The scientists focused their search for new treatment options on glycosomes – small organelles typical for those protozoa that help transform glucose, or simple sugar, into energy. To do this, they need certain proteins called PEX.

As Tripsianes explains, “We focused on the interaction of two proteins, PEX5 and PEX14. The former is able to recognize the right enzymes and the latter helps transport them inside the glycosome. Our research primarily involved PEX14. We determined and compared its 3D structure in the parasites and in humans, as this process also takes place in human cells.
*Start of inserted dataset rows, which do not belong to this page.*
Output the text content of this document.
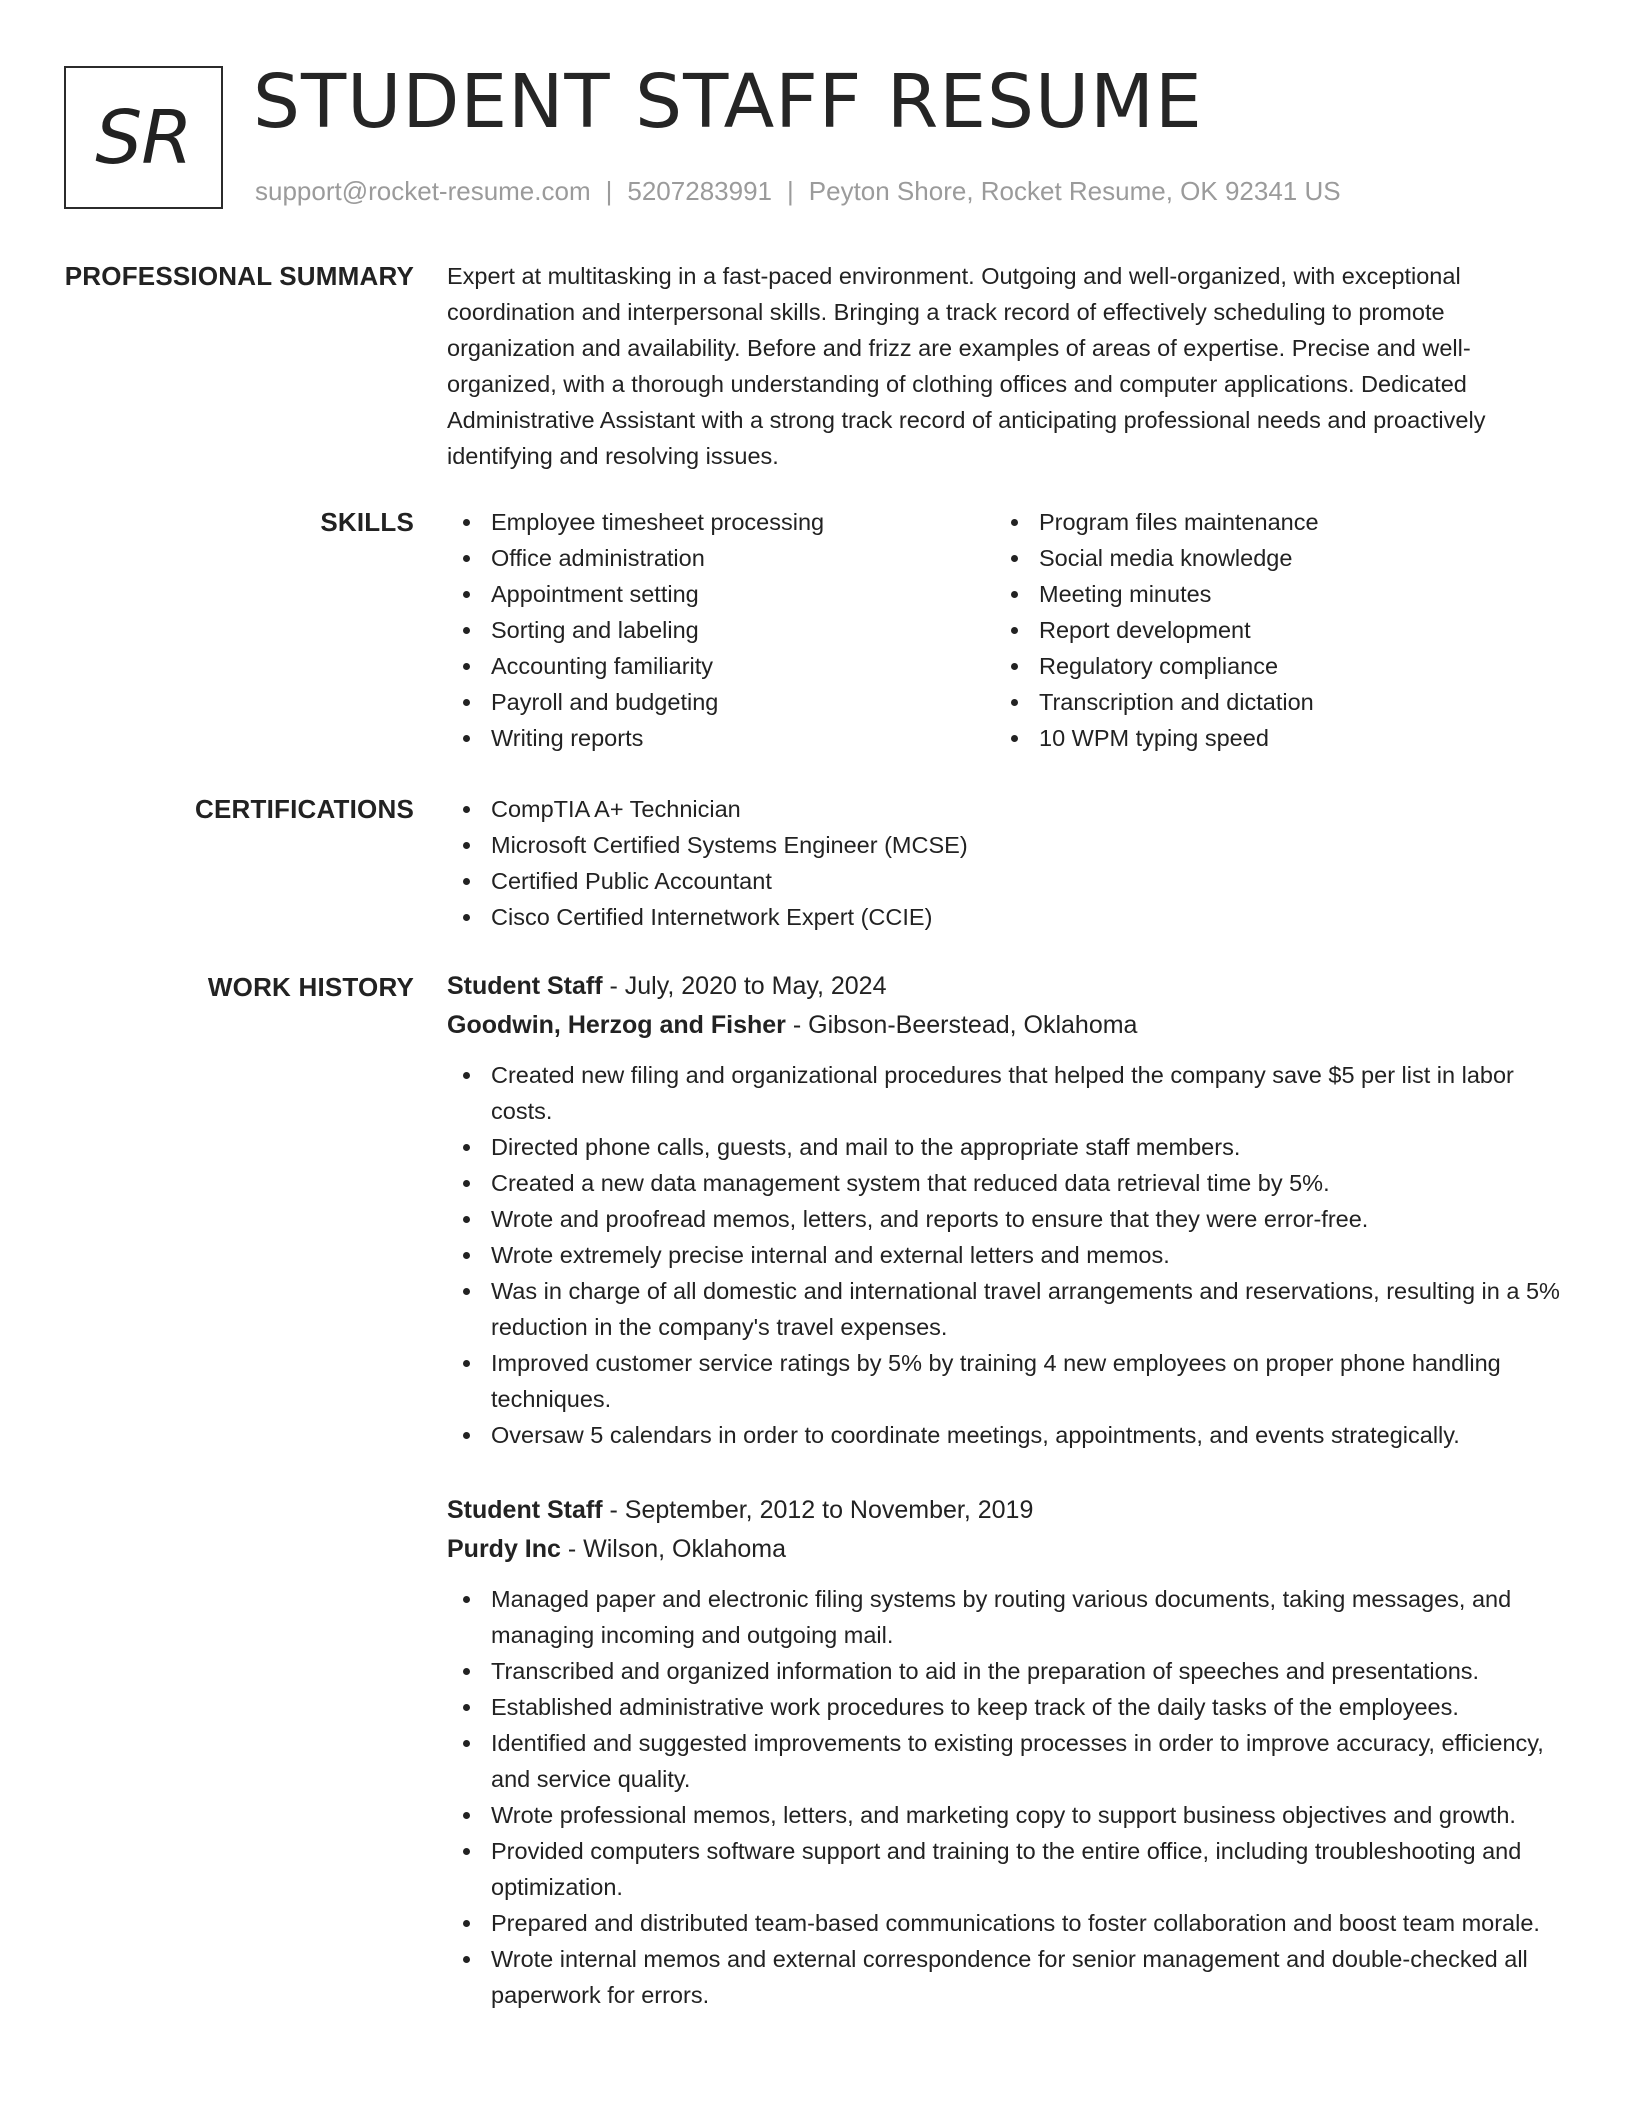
SR STUDENT STAFF RESUME
support@rocket-resume.com | 5207283991 | Peyton Shore, Rocket Resume, OK 92341 US
PROFESSIONAL SUMMARY Expert at multitasking in a fast-paced environment. Outgoing and well-organized, with exceptional coordination and interpersonal skills. Bringing a track record of effectively scheduling to promote organization and availability. Before and frizz are examples of areas of expertise. Precise and well-organized, with a thorough understanding of clothing offices and computer applications. Dedicated Administrative Assistant with a strong track record of anticipating professional needs and proactively identifying and resolving issues.

SKILLS	Employee timesheet processing
Office administration
Appointment setting
Sorting and labeling
Accounting familiarity
Payroll and budgeting
Writing reports
Program files maintenance
Social media knowledge
Meeting minutes
Report development
Regulatory compliance
Transcription and dictation
10 WPM typing speed
CERTIFICATIONS	CompTIA A+ Technician
Microsoft Certified Systems Engineer (MCSE)
Certified Public Accountant
Cisco Certified Internetwork Expert (CCIE)
WORK HISTORY Student Staff - July, 2020 to May, 2024
Goodwin, Herzog and Fisher - Gibson-Beerstead, Oklahoma
Created new filing and organizational procedures that helped the company save $5 per list in labor costs.
Directed phone calls, guests, and mail to the appropriate staff members.
Created a new data management system that reduced data retrieval time by 5%.
Wrote and proofread memos, letters, and reports to ensure that they were error-free.
Wrote extremely precise internal and external letters and memos.
Was in charge of all domestic and international travel arrangements and reservations, resulting in a 5% reduction in the company's travel expenses.
Improved customer service ratings by 5% by training 4 new employees on proper phone handling techniques.
Oversaw 5 calendars in order to coordinate meetings, appointments, and events strategically.
Student Staff - September, 2012 to November, 2019
Purdy Inc - Wilson, Oklahoma
Managed paper and electronic filing systems by routing various documents, taking messages, and managing incoming and outgoing mail.
Transcribed and organized information to aid in the preparation of speeches and presentations.
Established administrative work procedures to keep track of the daily tasks of the employees.
Identified and suggested improvements to existing processes in order to improve accuracy, efficiency, and service quality.
Wrote professional memos, letters, and marketing copy to support business objectives and growth.
Provided computers software support and training to the entire office, including troubleshooting and optimization.
Prepared and distributed team-based communications to foster collaboration and boost team morale.
Wrote internal memos and external correspondence for senior management and double-checked all paperwork for errors.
We found that even though the structures of PEX14 proteins are very similar, there are differences at the PEX5 interaction surface that can help us target specifically the trypanosomal interaction.”

This allowed the researchers to create small molecules that block the PEX5-PEX14 interaction, thus blocking the glucose metabolism itself. The glucose then starts to accumulate inside the parasites’ cells and the parasites are eventually killed by metabolic failure. “Thanks to the differences between the proteins found in the parasites and those found in humans, the new compounds do not affect the glucose metabolism in human cells. PEX14 inhibitors could, therefore, become the foundation for developing new drugs against the trypanosomiasis group of diseases, such as sleeping sickness and Chagas disease,” adds Tripsianes.